How much more is this a balm for the soul for the unbeliever struggling with her loss and how to express it in a world that would call her foolish for doing so than, “Remembering my angel baby today”? (There is no condemnation if this is your typical sentiment. Please just hear the call for something more.)

Unfortunately, what we commonly do is parrot the things people say to us as well meaning means of comfort that only end up being hurtful. We rush grief along urging ourselves and others to find peace in God as quickly as possible because grief is uncomfortable. Because we’re taught that if we grieve for “too long”, we must not trust God. It’s cheap platitudes instead of waiting in the grieving process. Even when Jesus knew he would restore Lazarus from death he wept (John 11:35). He wept because his friends were weeping. He wept because death is not how it’s supposed to be. He wept because he loved Lazarus.

 

Show Jesus in Your Grief

We can do more this October 15 when we choose to make a statement on social media or in public. We can weep with those who weep (Romans 12:15). We can listen as others process and pray with and for them. We can open our mouths to say, “This isn’t how it’s supposed to be…but Jesus!” We can come out of the shadows because we have shame around our own loss. Let’s face it, negative self-talk is bad, but negative self-talk around a pregnancy loss gets very dark, very quickly.

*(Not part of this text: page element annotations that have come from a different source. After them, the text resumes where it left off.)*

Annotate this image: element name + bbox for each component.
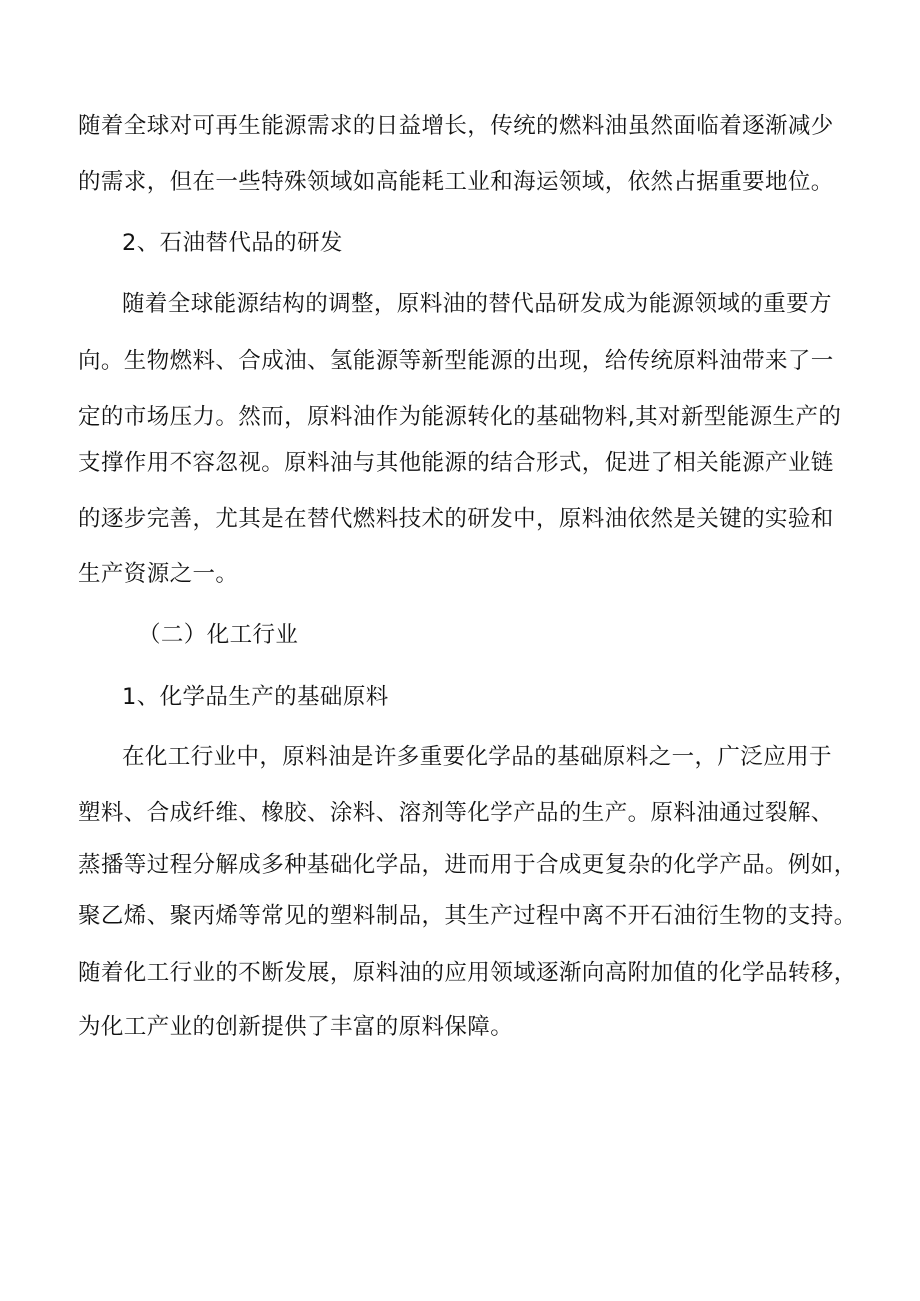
subsection-heading-1: 1、化学品生产的基础原料 [122, 684, 389, 710]
paragraph-2-line-2: 向。生物燃料、合成油、氢能源等新型能源的出现，给传统原料油带来了一 [78, 348, 834, 374]
paragraph-3-line-2: 塑料、合成纤维、橡胶、涂料、溶剂等化学产品的生产。原料油通过裂解、 [78, 800, 834, 826]
subsection-heading-2: 2、石油替代品的研发 [122, 230, 343, 256]
paragraph-2-line-3: 定的市场压力。然而，原料油作为能源转化的基础物料,其对新型能源生产的 [78, 404, 842, 430]
paragraph-2-line-5: 的逐步完善，尤其是在替代燃料技术的研发中，原料油依然是关键的实验和 [78, 506, 834, 532]
paragraph-3-line-1: 在化工行业中，原料油是许多重要化学品的基础原料之一，广泛应用于 [122, 744, 832, 770]
paragraph-3-line-5: 随着化工行业的不断发展，原料油的应用领域逐渐向高附加值的化学品转移， [78, 960, 857, 986]
paragraph-3-line-4: 聚乙烯、聚丙烯等常见的塑料制品，其生产过程中离不开石油衍生物的支持。 [78, 903, 857, 929]
paragraph-3-line-6: 为化工产业的创新提供了丰富的原料保障。 [78, 1014, 514, 1040]
paragraph-2-line-6: 生产资源之一。 [78, 561, 239, 587]
paragraph-3-line-3: 蒸播等过程分解成多种基础化学品，进而用于合成更复杂的化学产品。例如， [78, 852, 857, 878]
paragraph-2-line-1: 随着全球能源结构的调整，原料油的替代品研发成为能源领域的重要方 [122, 291, 832, 317]
paragraph-2-line-4: 支撑作用不容忽视。原料油与其他能源的结合形式，促进了相关能源产业链 [78, 450, 834, 476]
paragraph-1-line-2: 的需求，但在一些特殊领域如高能耗工业和海运领域，依然占据重要地位。 [78, 169, 834, 195]
paragraph-1-line-1: 随着全球对可再生能源需求的日益增长，传统的燃料油虽然面临着逐渐减少 [78, 113, 834, 139]
section-heading-chemical-industry: （二）化工行业 [138, 622, 299, 648]
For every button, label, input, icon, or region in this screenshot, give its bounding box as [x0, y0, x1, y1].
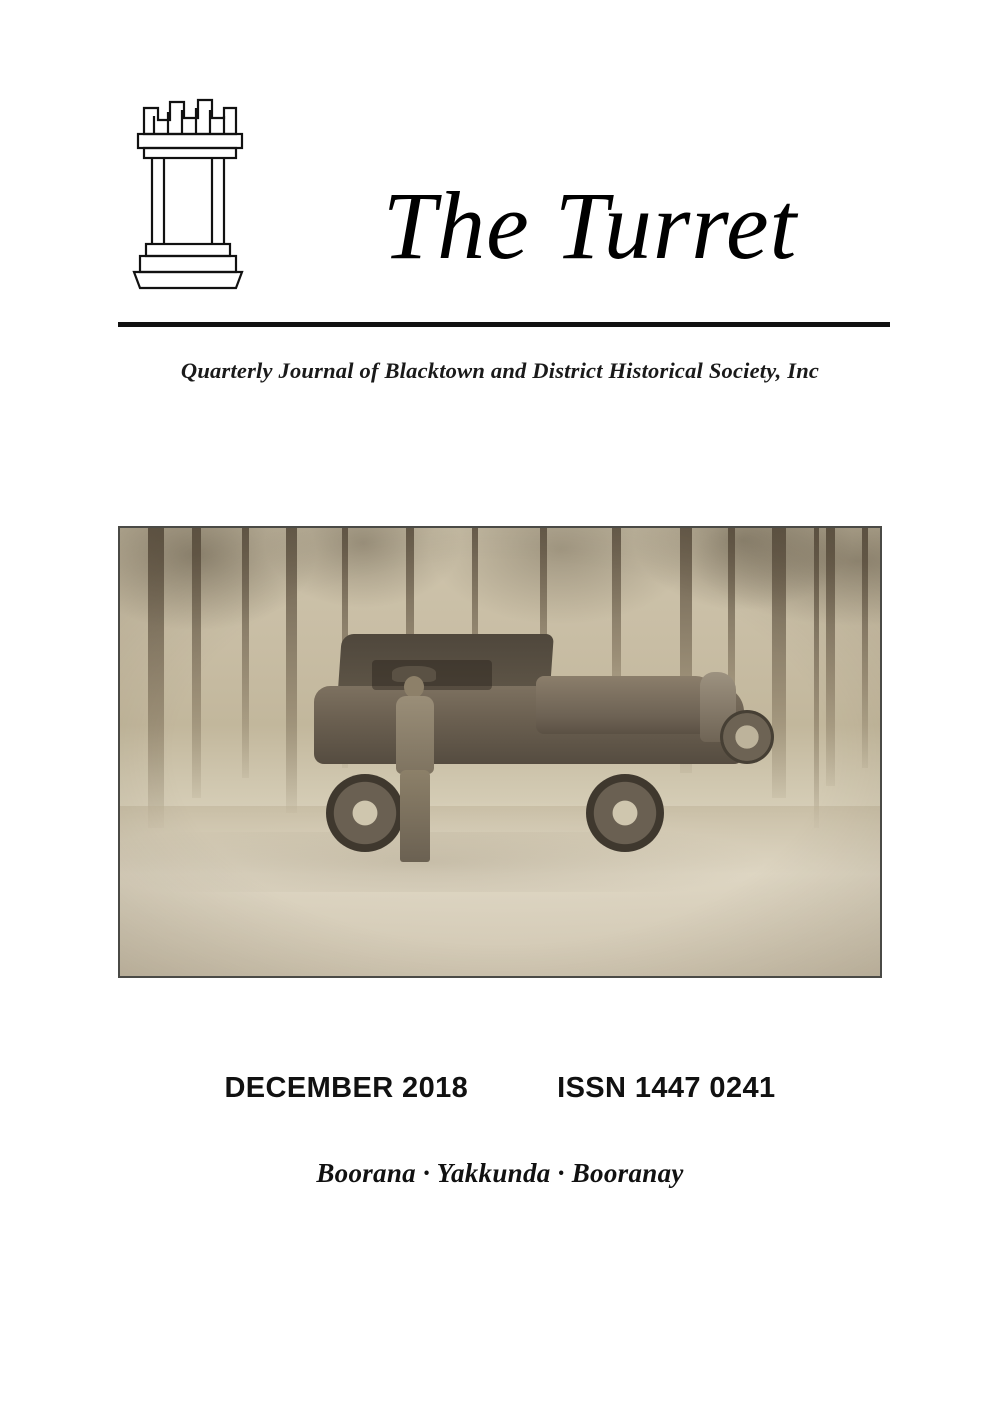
- cover-photo: [118, 526, 882, 978]
- journal-subtitle: Quarterly Journal of Blacktown and District Historical Society, Inc: [180, 358, 820, 383]
- photograph-icon: [120, 528, 880, 976]
- header-divider: [118, 322, 890, 327]
- issue-line: [100, 1072, 900, 1105]
- masthead: [0, 78, 1000, 318]
- indigenous-names: Boorana · Yakkunda · Booranay: [316, 1158, 684, 1188]
- photo-vignette: [120, 528, 880, 976]
- turret-tower-icon: [128, 88, 248, 298]
- issn-number: ISSN 1447 0241: [557, 1072, 776, 1104]
- issue-date: DECEMBER 2018: [224, 1072, 469, 1104]
- page-title: The Turret: [382, 172, 798, 279]
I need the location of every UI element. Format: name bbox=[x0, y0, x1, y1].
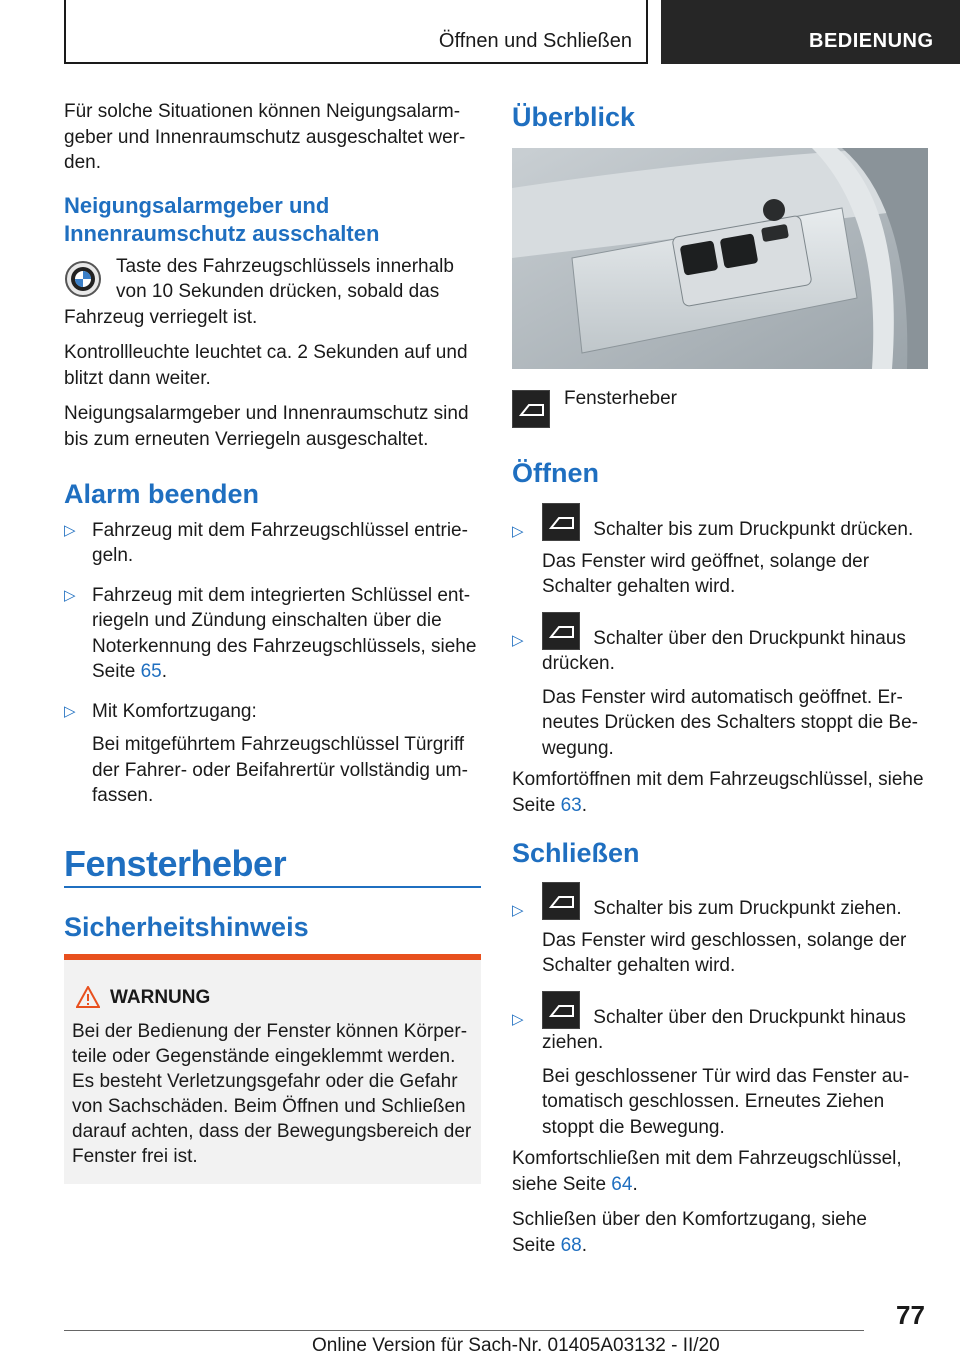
list-item: ▷ Schalter bis zum Druckpunkt drücken. Das Fenster wird geöffnet, solange der Schalter gehalten wird. bbox=[512, 503, 932, 600]
triangle-bullet-icon: ▷ bbox=[512, 631, 524, 649]
warning-title: WARNUNG bbox=[110, 987, 211, 1008]
window-switch-icon bbox=[542, 503, 580, 541]
list-item: ▷ Fahrzeug mit dem Fahrzeugschlüssel entrie- geln. bbox=[64, 519, 468, 566]
comfort-close-paragraph: Komfortschließen mit dem Fahrzeugschlüssel, siehe Seite 64. bbox=[512, 1148, 902, 1195]
triangle-bullet-icon: ▷ bbox=[64, 586, 76, 604]
page-link-68[interactable]: 68 bbox=[560, 1234, 582, 1256]
warning-box bbox=[64, 954, 481, 1184]
page-number: 77 bbox=[896, 1300, 925, 1330]
list-item: ▷ Fahrzeug mit dem integrierten Schlüssel ent- riegeln und Zündung einschalten über die Noterkennung des Fahrzeugschlüssels, siehe Seite 65. bbox=[64, 584, 477, 682]
triangle-bullet-icon: ▷ bbox=[64, 702, 76, 720]
window-switch-icon bbox=[542, 612, 580, 650]
footer-online-version: Online Version für Sach-Nr. 01405A03132 - II/20 bbox=[312, 1335, 720, 1356]
list-item: ▷ Mit Komfortzugang: Bei mitgeführtem Fahrzeugschlüssel Türgriff der Fahrer- oder Beifahrertür vollständig um- fassen. bbox=[64, 700, 468, 806]
window-switch-icon bbox=[542, 991, 580, 1029]
header-chapter-title: BEDIENUNG bbox=[809, 30, 934, 52]
header-chapter-box bbox=[661, 0, 960, 64]
heading-safety: Sicherheitshinweis bbox=[64, 912, 309, 942]
heading-disable: Neigungsalarmgeber und Innenraumschutz ausschalten bbox=[64, 192, 380, 246]
heading-alarm-end: Alarm beenden bbox=[64, 479, 260, 509]
footer-divider bbox=[64, 1330, 864, 1331]
triangle-bullet-icon: ▷ bbox=[512, 902, 524, 919]
intro-paragraph: Für solche Situationen können Neigungsalarm- geber und Innenraumschutz ausgeschaltet wer- den. bbox=[64, 101, 466, 173]
warning-text: Bei der Bedienung der Fenster können Körper- teile oder Gegenstände eingeklemmt werden. Es besteht Verletzungsgefahr oder die Gefahr von Sachschäden. Beim Öffnen und Schließen darauf achten, dass der Bewegungsbereich der Fenster frei ist. bbox=[72, 1021, 472, 1167]
list-item: ▷ Schalter über den Druckpunkt hinaus drücken. Das Fenster wird automatisch geöffnet. Er- neutes Drücken des Schalters stoppt die Be- wegung. bbox=[512, 612, 932, 762]
heading-underline bbox=[64, 886, 481, 888]
triangle-bullet-icon: ▷ bbox=[512, 1010, 524, 1028]
window-switch-icon bbox=[512, 390, 550, 428]
heading-open: Öffnen bbox=[512, 458, 599, 488]
left-column bbox=[64, 99, 484, 809]
comfort-open-paragraph: Komfortöffnen mit dem Fahrzeugschlüssel, siehe Seite 63. bbox=[512, 769, 924, 816]
triangle-bullet-icon: ▷ bbox=[512, 523, 524, 540]
image-caption: Fensterheber bbox=[564, 388, 678, 409]
list-item: ▷ Schalter bis zum Druckpunkt ziehen. Das Fenster wird geschlossen, solange der Schalter gehalten wird. bbox=[512, 882, 932, 979]
heading-fensterheber: Fensterheber bbox=[64, 843, 287, 884]
page-link-64[interactable]: 64 bbox=[611, 1173, 633, 1195]
header-section-title: Öffnen und Schließen bbox=[438, 30, 632, 52]
close-list bbox=[512, 882, 932, 1258]
close-comfort-access-paragraph: Schließen über den Komfortzugang, siehe Seite 68. bbox=[512, 1209, 867, 1256]
triangle-bullet-icon: ▷ bbox=[64, 521, 76, 539]
header-section-box bbox=[64, 0, 648, 64]
paragraph-indicator: Kontrollleuchte leuchtet ca. 2 Sekunden auf und blitzt dann weiter. bbox=[64, 342, 468, 389]
list-item: ▷ Schalter über den Druckpunkt hinaus ziehen. Bei geschlossener Tür wird das Fenster au- tomatisch geschlossen. Erneutes Ziehen stoppt die Bewegung. bbox=[512, 991, 932, 1141]
door-panel-image bbox=[512, 148, 928, 369]
warning-triangle-icon bbox=[76, 986, 100, 1008]
paragraph-disabled-until: Neigungsalarmgeber und Innenraumschutz sind bis zum erneuten Verriegeln ausgeschaltet. bbox=[64, 403, 469, 450]
window-switch-icon bbox=[542, 882, 580, 920]
bmw-key-icon bbox=[64, 260, 102, 298]
open-list bbox=[512, 503, 932, 818]
heading-close: Schließen bbox=[512, 838, 640, 868]
heading-overview: Überblick bbox=[512, 102, 636, 132]
page-link-63[interactable]: 63 bbox=[560, 794, 582, 816]
disable-block: Taste des Fahrzeugschlüssels innerhalb von 10 Sekunden drücken, sobald das Fahrzeug verriegelt ist. bbox=[64, 255, 454, 328]
page-link-65[interactable]: 65 bbox=[140, 661, 162, 682]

Let your voice, infused with wisdom and discernment from Holy Spirit, be a little bit louder and brighter than the world’s. Bring hope in the darkness by mourning as Jesus did. Be frank in your words so those who read them can grieve their own loss as real grief. How much better to see the life of a grieving mother-to-be be captured by Christ in you as you freely grieve your own loss than keeping your mourning private? Be courageous in sharing (or resharing) your loss and grief trusting in God, the Father to be your true comfort (1 Cor 1:3) in that vulnerability.